The Sanjay Subrahmanyan Phenomenon – A concert review

What a treat for the Bay Area music community to witness such an able team of musicians! The ever so energetic Sangeetha Kalanidhi Sanjay Subrahmanyan along with Shri Varadarajan Santhanam on the violin and Shri Neyveli Venkatesh on the mridangam left me in a musical hangover post-concert.

Let me paint you a little picture. To begin with, Sanjay Sir beautifully red-carpeted the concert with the Nattai Varnam – Ye Naadhamu. The second piece was a Tyagaraja composition Paripalayasumam in Goula. The Arabhi alapanai that ensued left me spellbound. Personally, it was the most expressive alapanai I have ever come across.  Sanjay Sir emoted through his alapani, what seemed to me, like a conversation between a mischievous kutty Krishna chided by his mother for stealing vennai. This enchanting piece evolved into another Tyagaraja Kriti – O Rajeevarakshaka . Ka Va Va  – an invocation of Lord Muruga set in the ragam Varali followed, and if you don’t  see the pattern yet, Vidwan Sanjay had launched his entrancing concert with a GhanaPanchaka theme or the 5 Ghana ragas. Undoubtedly, Shri ragam capped the Pancharatna raga thread with Karuna Jooda Ninnu.

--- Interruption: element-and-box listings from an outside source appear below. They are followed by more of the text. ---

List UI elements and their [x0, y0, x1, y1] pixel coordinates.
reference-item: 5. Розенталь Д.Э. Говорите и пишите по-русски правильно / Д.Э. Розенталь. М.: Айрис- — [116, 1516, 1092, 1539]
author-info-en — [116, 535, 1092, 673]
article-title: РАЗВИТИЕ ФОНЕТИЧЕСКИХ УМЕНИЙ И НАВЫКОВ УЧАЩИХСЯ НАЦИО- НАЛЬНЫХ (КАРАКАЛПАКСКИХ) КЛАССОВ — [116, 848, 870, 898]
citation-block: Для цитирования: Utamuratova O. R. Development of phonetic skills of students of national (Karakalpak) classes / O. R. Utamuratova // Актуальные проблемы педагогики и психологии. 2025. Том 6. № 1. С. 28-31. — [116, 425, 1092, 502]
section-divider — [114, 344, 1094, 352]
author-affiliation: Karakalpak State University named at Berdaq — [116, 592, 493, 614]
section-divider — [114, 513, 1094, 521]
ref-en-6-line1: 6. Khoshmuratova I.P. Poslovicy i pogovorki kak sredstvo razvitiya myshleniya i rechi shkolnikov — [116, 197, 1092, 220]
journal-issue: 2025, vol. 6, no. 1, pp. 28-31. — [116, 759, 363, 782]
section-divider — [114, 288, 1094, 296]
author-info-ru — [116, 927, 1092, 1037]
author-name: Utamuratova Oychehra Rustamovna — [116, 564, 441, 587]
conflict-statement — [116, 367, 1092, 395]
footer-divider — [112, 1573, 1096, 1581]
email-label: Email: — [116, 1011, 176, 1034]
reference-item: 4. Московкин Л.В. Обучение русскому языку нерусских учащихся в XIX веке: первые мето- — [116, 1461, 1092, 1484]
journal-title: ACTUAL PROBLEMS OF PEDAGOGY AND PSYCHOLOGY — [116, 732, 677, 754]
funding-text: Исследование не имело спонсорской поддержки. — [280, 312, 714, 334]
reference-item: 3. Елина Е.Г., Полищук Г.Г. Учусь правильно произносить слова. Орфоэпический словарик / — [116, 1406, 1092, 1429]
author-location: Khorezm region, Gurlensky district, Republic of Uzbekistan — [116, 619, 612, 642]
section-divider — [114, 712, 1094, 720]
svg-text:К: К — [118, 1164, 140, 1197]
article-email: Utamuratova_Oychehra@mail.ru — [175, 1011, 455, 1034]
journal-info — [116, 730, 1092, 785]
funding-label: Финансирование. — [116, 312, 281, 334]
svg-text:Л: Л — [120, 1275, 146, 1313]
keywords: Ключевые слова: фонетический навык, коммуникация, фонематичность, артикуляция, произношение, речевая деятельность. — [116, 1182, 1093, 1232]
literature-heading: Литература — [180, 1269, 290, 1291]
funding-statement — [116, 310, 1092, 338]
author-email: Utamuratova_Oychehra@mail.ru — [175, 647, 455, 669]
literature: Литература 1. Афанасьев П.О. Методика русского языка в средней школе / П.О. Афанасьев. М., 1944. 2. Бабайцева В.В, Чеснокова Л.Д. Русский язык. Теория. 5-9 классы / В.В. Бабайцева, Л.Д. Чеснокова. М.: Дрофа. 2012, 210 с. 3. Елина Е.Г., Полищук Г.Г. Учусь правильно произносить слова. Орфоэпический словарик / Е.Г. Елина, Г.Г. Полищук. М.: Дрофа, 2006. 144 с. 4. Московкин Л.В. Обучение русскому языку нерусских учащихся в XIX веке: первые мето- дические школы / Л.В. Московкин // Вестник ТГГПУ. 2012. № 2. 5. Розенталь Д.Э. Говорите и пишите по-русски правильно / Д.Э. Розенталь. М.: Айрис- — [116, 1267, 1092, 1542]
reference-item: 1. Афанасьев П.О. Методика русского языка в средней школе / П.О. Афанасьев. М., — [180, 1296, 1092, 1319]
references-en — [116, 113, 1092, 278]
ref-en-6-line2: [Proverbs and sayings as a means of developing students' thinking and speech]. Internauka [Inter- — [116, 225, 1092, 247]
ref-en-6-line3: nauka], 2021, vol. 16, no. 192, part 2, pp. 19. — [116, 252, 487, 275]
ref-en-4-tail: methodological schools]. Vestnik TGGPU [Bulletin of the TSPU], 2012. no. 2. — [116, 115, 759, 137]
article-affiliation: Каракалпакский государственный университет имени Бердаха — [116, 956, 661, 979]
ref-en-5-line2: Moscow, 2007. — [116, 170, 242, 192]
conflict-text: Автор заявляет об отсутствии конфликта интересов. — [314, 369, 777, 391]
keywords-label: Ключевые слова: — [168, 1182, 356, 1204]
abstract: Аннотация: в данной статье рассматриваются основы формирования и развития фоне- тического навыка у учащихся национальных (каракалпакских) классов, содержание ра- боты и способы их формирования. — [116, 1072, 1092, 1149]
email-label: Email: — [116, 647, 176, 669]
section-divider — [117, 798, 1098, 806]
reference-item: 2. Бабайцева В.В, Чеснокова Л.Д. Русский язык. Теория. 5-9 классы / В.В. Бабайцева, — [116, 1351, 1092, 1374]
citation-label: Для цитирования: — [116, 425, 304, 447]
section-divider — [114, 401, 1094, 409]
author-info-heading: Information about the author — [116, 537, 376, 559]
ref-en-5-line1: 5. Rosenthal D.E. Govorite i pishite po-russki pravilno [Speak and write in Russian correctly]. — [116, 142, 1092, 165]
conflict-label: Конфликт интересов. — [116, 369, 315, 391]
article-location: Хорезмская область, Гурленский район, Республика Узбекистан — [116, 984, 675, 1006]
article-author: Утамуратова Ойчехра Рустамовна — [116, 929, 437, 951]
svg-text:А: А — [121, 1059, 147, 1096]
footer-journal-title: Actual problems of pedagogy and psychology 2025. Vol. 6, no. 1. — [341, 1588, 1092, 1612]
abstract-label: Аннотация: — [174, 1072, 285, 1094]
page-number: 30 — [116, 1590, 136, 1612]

His not-so-conventional Shankarabharanam was rendered so cleverly. Just as the audience ooh-ed and aah-ed at the classic phrases, Sanjay Sir wittily ended this main piece with a few English notes – G-MG-RGP-R-G-S (Kaadu Thirandhe ringing a bell? 😉 ) Shri Varadarajan Santhanam on the violin enriched the ragam with sophistication and sublimity.  A 4 – hour concert leaves me perplexed about what to write and what not to! Do I speak about the Abheri RTP with a very pliable  ‘Eppadi Paadinaro’  (unintended pun!) deferring to Sangeetha Kalanidhi’s Nattai Kurinji, Saramathi, Sahana, Garudadhvani, and Shubha Panthuvarali or do I express my excitement for the Bharathi Dasan piece Noolai Padi in Behag that left the audience in giggles over the entertaining lyrics? Shri Neyveli Venkatesh clearly thrilled the rasikas with a Ghumki style thani which is a unique form of playing the mridangam with a single hand.

This is not even the entire set list since I had to intermittently stop the note-taking to just experience this banter with swaras.

The ever-so-calming Dwijawanthi entered as a Thillana – Om Enum Pranava with a bittersweet indication of the show coming to an end. Needless to say, Sanjay Sir surprised us with Dhikku Theriyadha Kaatil, a Ragamalika, followed by a Tamil-heavy section of thukdas. The trio concluded with a Mangalam in Sowrashtram. 

What a time to be alive!! So blessed to have witnessed this ensemble! Music for the soul indeed!


  1. Nicely written article. I felt like reading Subbudu mama / Gowri Ramnarayan’s column. I can imagine how Sanjay would have enthralled the audience. Great Work!